To follow up on Gail’s hypnosis-induced surprise insight, I had one at our last class as well. At various points our instructor has asked to imagine being in some lovely place, perhaps someplace in nature. I seem to have settled on this spot that my Dad and I backpacked to in Colorado over 10 years ago now (I can’t believe it has been that long!). The weather was perfect and summer wildflowers were blooming everywhere. You could look from our tent across a small clear pond, and up out of a small bowl shaped valley to a rocky ridge that marked the continental divide. One morning we woke to see two large stags standing in dramatic profile at the top of that ridge.
I think I was about 19 when we made that trip. I was very surly, pining for my fling-of-the-moment girl back home, and still in the very early part of the awkward and painful decade of parental relations that followed my coming out (we’ve since worked things out pretty well and they love Gail to bits, but that’s a story for another day). My dad, though, in his own somewhat awkward and stilted way, was taking this all in stride. In retrospect it is rather sweet. As a parent now, I have a bit more empathy for how strange I must have seemed to him, and how desperately far away. But outdoorsy things we could do. Of his three daughters, I’ve always been the most game for outdoor adventures, and at some point I became his most likely companion on such outings. We could plan a trip, walk in the woods, set up camp and cook dinner in pleasant company, without too much difficulty and tears, so that’s what we did.

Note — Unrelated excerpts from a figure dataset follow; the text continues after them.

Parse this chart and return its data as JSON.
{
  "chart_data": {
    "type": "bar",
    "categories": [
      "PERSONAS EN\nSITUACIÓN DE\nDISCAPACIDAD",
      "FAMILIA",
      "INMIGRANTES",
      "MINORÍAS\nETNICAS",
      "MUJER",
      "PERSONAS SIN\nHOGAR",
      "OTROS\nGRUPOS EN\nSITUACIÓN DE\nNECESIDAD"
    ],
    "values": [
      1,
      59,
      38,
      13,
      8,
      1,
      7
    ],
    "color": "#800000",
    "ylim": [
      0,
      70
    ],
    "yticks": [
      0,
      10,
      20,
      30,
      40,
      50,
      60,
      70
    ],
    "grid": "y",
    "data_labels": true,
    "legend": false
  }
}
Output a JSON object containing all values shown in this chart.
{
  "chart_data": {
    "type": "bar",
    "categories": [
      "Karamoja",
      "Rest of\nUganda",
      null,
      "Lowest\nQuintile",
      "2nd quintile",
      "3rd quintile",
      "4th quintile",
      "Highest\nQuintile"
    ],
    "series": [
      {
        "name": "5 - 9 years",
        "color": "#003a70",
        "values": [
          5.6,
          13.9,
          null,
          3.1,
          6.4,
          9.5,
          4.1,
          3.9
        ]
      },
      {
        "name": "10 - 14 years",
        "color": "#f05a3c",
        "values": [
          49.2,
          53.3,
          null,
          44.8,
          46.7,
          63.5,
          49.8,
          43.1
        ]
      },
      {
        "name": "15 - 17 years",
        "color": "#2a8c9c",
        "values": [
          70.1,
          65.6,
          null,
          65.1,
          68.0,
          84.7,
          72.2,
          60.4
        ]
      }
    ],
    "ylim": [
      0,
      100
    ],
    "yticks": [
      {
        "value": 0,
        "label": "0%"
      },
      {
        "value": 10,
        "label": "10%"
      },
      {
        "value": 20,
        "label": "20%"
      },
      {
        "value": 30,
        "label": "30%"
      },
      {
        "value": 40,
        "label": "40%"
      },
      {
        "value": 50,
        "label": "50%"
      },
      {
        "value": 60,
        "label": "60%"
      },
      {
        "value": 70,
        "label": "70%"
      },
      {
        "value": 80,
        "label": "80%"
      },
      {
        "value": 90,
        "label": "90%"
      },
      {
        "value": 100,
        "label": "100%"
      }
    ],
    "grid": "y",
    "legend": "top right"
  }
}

I found myself trying to edit the painful parts of this memory from the image, and as part of that, I found myself trying to remove my Dad. He didn’t really fit in with the whole natural relaxation for birth theme (it seemed like there shouldn’t be any other people, maybe just those flowers and the pond), but I just couldn’t quite get rid of him. At some point I realized he might be sticking around for a reason, that there was some piece of me that really wants to have my father at our birth.
It will never happen. My parents live a 5 hour plane ride away. My father is a family doctor with a schedule to keep (he has actually caught many a baby). We’ll be trying very hard not to schedule anything birth-wise, which would mean he’d need plan to be out here for weeks to be sure of being here, and in many ways I’d rather not have either of my very medical parents (my mom is an advanced practice nurse) anywhere near our attempt at a home birth. I can’t imagine going through the decisions we had to make when Leigh was in the process of taking her own sweet time to join us with my parents anywhere nearby, even though I do love both of them dearly.
But it does seem somehow nice that my Dad, who I’m often guilty of kind of forgetting about and putting off to the side, has found his way into this particular corner of our preparations. He’s a quiet and thoughtful man. He thinks deeply and conveys his thoughts slowly, often getting a bit run over in a family that contained four extremely opinionated and outspoken women, and now also contains 3 kids-in-law and 3 (soon to be 4) boisterous grandchildren. I may be guilty of sometimes failing to appreciate his peaceful and calming presence, and unfailing love, but I will endeavor to carry it with us as we move forward, even if he won’t be here in person.